Air quality monitoring

Team (IISc):

  • Bharadwaj Amrutur (RBCCPS/ Electrical Communication Engineering)
  • Navakanta Bhat (Centre for Nano Science and Engineering)
  • Vijay Mishra (Centre for Nano Science and Engineering)
  • Chandra Shekhar Prajapati (Centre for Nano Science and Engineering)
  • Himanshu Tyagi (Electrical Communication Engineering)
  • Aditya Gopalan (Electrical Communication Engineering)
  • Alexandre Reiffers (RBCCPS)
  • S. Sridhar (RBCCPS)


Team (USC):

Is it possible to determine the amount of pollution we get exposed to every time we travel to our work place? Knowing the personal exposure could allow people travelling to their work place to choose a route based on an estimate of the exposure to pollution? We (along with other collaborators from IISc and around the world) are currently developing low-cost sensors that can enable this and many more applications.

A recent WHO study identified that India is home to 14 of the 15 most polluted cities in the world, with primary sources of pollution being vehicle emissions, traffic congestion and biomass and fuel-wood burning. Outdoor air pollution has been identified to be the fifth biggest killer in India and has been implicated in respiratory and cardiovascular diseases as well as asthma, bronchitis, lung cancer and acidosis. A first step towards getting rid of air pollution is to reliably measure the amount of pollutants in the air at a given location. The air quality index (AQI) is the measure of how good or bad the quality of air is over a region and is calculated based on measured concentrations of eight different pollutants including CO, SO2 and particulate matter (PM). In India, an AQI between 0-100 is considered to be safe while an AQI above 200 is considered harmful for humans.

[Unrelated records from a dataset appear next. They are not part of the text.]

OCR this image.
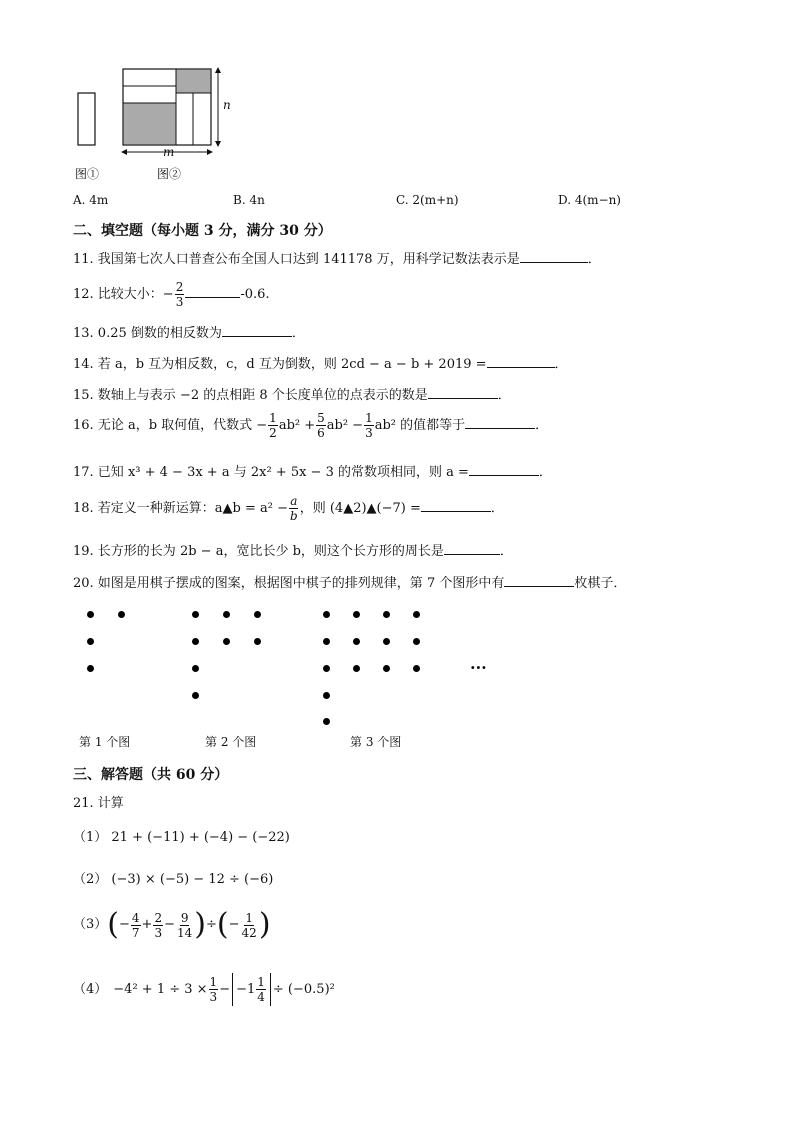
n
m
图①	图②
A. 4m	B. 4n	C. 2(m+n)	D. 4(m−n)
二、填空题（每小题 3 分，满分 30 分）
11. 我国第七次人口普查公布全国人口达到 141178 万，用科学记数法表示是	．
12. 比较大小：− $\frac{2}{3}$	-0.6.
13. 0.25 倒数的相反数为	．
14. 若 a，b 互为相反数，c，d 互为倒数，则 2cd − a − b + 2019 =	．
15. 数轴上与表示 −2 的点相距 8 个长度单位的点表示的数是	．
16. 无论 a，b 取何值，代数式 − $\frac{1}{2} ab^2 + \frac{5}{6} ab^2 - \frac{1}{3} ab^2$ 的值都等于	．
17. 已知 x³ + 4 − 3x + a 与 2x² + 5x − 3 的常数项相同，则 a =	．
18. 若定义一种新运算：a▲b = $a^2 - \frac{a}{b}$ ，则 (4▲2)▲(−7) =	．
19. 长方形的长为 2b − a，宽比长少 b，则这个长方形的周长是	．
20. 如图是用棋子摆成的图案，根据图中棋子的排列规律，第 7 个图形中有	枚棋子．
···
第 1 个图	第 2 个图	第 3 个图
三、解答题（共 60 分）
21. 计算
（1） 21 + (−11) + (−4) − (−22)
（2） (−3) × (−5) − 12 ÷ (−6)
（3） ( − $\frac{4}{7} + \frac{2}{3} - \frac{9}{14}$ ) ÷ ( − $\frac{1}{42}$ )
$(4) -4^2 + 1 \div 3 \times \frac{1}{3} - -1 \frac{1}{4} \div (-0.5)^2$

Concentration of pollutants are typically measured at a few monitoring stations using expensive reference grade equipments. However, in view of their cost it is impossible to deploy many such monitoring stations to get data with high spatial resolution. In this context, developing low-cost sensors that can reliably measure the concentration of the pollutants and can be deployed in large numbers is important. IISc, in collaboration with the Central Electronics Engineering Research Institute (CSIR-CEERI) and the University of Southern California (USC), is currently working on a project funded by Indo-U.S. Science and Technology Forum (IUSSTF) to develop and calibrate low-cost air quality sensors.

The low-cost sensors (airCENSE) are built by the Centre for Nano Science and Engineering at IISc and consist of a metal oxide semiconductor thin film whose resistance changes deterministically on exposure to a particular amount of a pollutant, thereby allowing us to determine the concentration of the gas. But one of the challenges of using low-cost sensors is the issue of calibration. Calibration is the process of comparing the values measured by a device with a reference standard of known accuracy. Since the sensors will be deployed in harsh environments, the components of the sensors will degrade and the measurements become less accurate over a period of time. Thus for getting reliable measurements, sensors would have to calibrated regularly. Since calibrating each of these sensors can be a tedious and expensive task, it is important to come up with low-cost calibrating techniques. Scientists at RBCCPS along with colleagues from the Electrical Communication Engineering at IISc and USC are working on developing new calibration techniques by integrating sophisticated machine learning techniques with dispersion models, using data collected from a network of sensors instead of just one device.